Cats testing positive may overcome viraemia after two to sixteen weeks or in rare cases even longer. Therefore every positive cat without clinical signs should be separated and retested after several weeks or months; depending on discussions with the owner, retesting can occur at later time points up to one year when there is only a very small possibility that the cat will clear viraemia.
Cats that clear infectious virus from the plasma will be negative by VI, ELISA, immunochromatography, IFA, and RNA PCR, but remain positive by DNA PCR [Gomes-Keller et al., 2006a]. These cats should be considered latently infected, although the clinical significance is low in most cats. However, in rare instances, chronic stress, immune suppression or co-infection with other viruses may lead to reactivation in these cats. The mean proviral load in cats that overcome viraemia is several hundred times lower than in cats with persistent viraemia.
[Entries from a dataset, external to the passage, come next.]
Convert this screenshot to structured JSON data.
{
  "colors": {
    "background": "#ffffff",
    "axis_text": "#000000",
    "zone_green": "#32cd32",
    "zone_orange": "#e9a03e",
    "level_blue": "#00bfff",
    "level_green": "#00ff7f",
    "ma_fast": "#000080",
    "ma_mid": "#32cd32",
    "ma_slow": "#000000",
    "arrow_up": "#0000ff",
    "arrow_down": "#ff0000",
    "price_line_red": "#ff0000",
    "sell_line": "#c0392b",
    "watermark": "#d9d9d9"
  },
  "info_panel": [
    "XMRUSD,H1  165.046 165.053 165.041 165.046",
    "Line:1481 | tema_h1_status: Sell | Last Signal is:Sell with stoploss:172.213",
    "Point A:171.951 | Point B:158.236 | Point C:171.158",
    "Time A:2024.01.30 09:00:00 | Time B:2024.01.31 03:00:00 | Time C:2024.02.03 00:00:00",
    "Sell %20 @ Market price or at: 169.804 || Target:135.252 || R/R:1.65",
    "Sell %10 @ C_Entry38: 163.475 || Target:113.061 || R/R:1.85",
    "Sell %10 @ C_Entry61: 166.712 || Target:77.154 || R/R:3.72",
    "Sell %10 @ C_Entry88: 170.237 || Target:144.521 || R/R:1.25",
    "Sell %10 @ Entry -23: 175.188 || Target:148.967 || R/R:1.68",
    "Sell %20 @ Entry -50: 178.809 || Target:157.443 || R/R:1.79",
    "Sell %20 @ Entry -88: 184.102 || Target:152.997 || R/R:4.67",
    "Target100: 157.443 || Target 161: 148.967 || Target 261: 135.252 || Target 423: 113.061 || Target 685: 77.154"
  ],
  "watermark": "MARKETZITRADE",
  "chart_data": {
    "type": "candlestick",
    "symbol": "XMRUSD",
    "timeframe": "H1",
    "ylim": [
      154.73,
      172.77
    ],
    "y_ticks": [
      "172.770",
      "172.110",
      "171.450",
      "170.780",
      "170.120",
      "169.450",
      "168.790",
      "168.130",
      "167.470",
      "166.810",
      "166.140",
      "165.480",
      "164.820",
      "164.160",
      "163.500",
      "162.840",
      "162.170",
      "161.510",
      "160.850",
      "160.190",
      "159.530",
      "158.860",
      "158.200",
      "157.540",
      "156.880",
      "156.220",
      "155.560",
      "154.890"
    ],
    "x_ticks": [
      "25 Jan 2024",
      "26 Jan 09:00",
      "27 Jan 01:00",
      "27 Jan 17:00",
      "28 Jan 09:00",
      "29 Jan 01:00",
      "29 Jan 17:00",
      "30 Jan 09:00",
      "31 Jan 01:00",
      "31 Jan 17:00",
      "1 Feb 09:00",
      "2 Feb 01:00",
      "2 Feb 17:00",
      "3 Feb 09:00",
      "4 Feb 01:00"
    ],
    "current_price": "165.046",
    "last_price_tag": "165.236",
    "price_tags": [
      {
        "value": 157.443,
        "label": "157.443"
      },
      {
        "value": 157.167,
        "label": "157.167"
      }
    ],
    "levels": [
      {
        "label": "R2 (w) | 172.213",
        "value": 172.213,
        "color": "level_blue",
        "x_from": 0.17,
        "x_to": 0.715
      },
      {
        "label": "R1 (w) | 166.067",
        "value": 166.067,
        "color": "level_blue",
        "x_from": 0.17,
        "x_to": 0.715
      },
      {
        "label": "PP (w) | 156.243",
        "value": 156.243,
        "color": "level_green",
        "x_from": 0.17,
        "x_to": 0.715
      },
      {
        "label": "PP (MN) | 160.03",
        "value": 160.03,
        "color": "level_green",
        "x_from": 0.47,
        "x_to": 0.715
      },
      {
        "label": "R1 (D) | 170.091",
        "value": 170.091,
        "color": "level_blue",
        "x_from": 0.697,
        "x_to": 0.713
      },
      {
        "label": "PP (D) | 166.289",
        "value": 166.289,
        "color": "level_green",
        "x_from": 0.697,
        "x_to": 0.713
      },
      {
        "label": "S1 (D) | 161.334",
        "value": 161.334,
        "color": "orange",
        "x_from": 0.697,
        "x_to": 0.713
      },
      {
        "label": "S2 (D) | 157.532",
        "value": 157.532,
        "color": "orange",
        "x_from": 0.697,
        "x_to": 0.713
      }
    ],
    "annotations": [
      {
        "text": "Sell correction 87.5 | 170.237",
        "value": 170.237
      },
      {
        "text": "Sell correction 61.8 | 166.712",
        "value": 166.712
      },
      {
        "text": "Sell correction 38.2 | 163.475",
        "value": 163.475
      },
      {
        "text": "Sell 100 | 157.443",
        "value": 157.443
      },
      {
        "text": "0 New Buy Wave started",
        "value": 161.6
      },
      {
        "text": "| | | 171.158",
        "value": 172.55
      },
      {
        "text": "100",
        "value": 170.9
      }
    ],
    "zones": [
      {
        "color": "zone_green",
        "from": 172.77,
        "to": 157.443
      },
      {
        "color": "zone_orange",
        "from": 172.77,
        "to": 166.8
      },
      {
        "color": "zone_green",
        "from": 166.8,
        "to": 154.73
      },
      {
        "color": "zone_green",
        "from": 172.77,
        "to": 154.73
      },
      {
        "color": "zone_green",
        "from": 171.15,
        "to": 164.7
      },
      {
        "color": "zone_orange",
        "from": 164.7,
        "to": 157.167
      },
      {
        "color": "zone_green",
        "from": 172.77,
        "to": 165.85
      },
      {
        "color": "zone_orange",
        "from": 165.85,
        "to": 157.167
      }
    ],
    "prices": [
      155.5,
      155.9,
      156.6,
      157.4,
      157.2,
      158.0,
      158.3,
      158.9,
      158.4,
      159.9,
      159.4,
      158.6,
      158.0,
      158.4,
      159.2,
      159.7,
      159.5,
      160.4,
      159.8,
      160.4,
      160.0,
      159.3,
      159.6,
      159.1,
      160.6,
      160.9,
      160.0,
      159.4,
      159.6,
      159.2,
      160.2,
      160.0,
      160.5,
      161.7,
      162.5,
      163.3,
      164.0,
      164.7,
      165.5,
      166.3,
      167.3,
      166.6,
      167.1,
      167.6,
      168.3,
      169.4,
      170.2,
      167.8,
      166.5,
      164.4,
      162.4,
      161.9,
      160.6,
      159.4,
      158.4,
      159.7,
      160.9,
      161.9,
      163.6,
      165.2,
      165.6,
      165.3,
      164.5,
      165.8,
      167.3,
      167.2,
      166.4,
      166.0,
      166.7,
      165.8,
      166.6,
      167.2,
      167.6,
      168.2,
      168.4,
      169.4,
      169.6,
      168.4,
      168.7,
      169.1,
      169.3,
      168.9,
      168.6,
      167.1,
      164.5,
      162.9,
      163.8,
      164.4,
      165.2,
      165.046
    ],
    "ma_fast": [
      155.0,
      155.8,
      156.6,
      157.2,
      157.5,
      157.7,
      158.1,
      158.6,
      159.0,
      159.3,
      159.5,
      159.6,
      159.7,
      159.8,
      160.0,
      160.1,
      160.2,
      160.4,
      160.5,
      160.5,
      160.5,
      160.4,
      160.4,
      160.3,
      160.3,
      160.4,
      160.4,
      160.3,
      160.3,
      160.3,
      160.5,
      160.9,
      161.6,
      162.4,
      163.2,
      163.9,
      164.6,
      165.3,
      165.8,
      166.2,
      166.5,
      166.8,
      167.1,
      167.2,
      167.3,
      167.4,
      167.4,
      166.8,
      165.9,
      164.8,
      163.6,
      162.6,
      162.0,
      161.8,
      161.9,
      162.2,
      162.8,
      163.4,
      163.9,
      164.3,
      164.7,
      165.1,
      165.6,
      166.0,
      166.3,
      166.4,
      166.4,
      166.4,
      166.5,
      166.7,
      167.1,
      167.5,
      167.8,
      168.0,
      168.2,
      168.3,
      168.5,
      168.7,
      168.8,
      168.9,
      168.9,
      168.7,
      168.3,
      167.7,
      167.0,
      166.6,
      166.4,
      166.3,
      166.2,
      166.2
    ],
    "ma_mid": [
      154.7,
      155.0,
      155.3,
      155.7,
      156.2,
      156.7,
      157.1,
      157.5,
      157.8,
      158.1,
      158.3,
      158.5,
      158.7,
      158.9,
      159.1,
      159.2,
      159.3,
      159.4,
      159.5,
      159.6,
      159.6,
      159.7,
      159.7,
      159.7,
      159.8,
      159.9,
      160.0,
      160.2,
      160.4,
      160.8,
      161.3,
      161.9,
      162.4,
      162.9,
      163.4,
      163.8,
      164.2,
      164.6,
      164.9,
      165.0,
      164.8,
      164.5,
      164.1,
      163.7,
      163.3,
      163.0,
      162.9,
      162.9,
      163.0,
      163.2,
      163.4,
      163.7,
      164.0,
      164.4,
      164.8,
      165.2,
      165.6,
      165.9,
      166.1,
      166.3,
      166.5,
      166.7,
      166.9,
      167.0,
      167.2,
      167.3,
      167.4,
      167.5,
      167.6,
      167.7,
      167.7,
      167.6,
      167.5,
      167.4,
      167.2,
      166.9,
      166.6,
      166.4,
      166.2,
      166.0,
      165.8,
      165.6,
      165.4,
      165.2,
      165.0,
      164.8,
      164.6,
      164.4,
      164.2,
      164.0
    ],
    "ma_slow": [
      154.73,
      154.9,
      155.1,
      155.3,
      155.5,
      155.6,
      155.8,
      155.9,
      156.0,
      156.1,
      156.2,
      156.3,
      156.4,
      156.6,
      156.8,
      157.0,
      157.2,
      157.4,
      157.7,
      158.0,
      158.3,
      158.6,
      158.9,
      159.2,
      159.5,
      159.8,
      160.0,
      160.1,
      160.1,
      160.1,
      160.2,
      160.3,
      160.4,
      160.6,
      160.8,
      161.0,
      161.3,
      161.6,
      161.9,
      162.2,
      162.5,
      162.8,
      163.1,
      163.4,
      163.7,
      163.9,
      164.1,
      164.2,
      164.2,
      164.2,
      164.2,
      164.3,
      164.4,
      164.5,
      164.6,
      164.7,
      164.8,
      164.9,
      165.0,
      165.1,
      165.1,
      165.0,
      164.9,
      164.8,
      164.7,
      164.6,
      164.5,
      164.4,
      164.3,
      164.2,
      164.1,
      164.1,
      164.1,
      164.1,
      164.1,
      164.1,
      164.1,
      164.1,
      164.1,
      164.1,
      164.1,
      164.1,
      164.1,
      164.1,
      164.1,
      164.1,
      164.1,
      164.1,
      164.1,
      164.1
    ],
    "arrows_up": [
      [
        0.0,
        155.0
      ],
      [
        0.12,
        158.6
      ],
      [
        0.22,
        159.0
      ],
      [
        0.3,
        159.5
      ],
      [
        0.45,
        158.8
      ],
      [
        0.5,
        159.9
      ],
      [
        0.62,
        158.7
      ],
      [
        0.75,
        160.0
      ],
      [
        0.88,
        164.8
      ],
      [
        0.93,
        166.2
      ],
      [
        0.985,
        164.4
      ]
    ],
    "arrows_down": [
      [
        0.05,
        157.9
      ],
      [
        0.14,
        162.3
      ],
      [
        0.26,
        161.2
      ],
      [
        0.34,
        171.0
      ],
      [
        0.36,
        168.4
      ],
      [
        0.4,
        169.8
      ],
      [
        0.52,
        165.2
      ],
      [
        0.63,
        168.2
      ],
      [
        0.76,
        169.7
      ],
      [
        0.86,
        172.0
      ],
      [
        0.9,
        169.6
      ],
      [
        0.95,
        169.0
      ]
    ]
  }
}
A small proportion (2-3 %) of cats remain positive by ELISA and immunochromatography although no infectious virus can be isolated from the plasma. These cats have foci of infection outside the bone marrow from which soluble p27 is released into the circulation and such cats should be considered as potential sources of infection [Lutz et al., 1980c].
In summary, cats can be initially tested for p27. If the result is inconclusive for any reason, the test should be repeated by a qualified laboratory, using an alternate format, preferably PCR for provirus.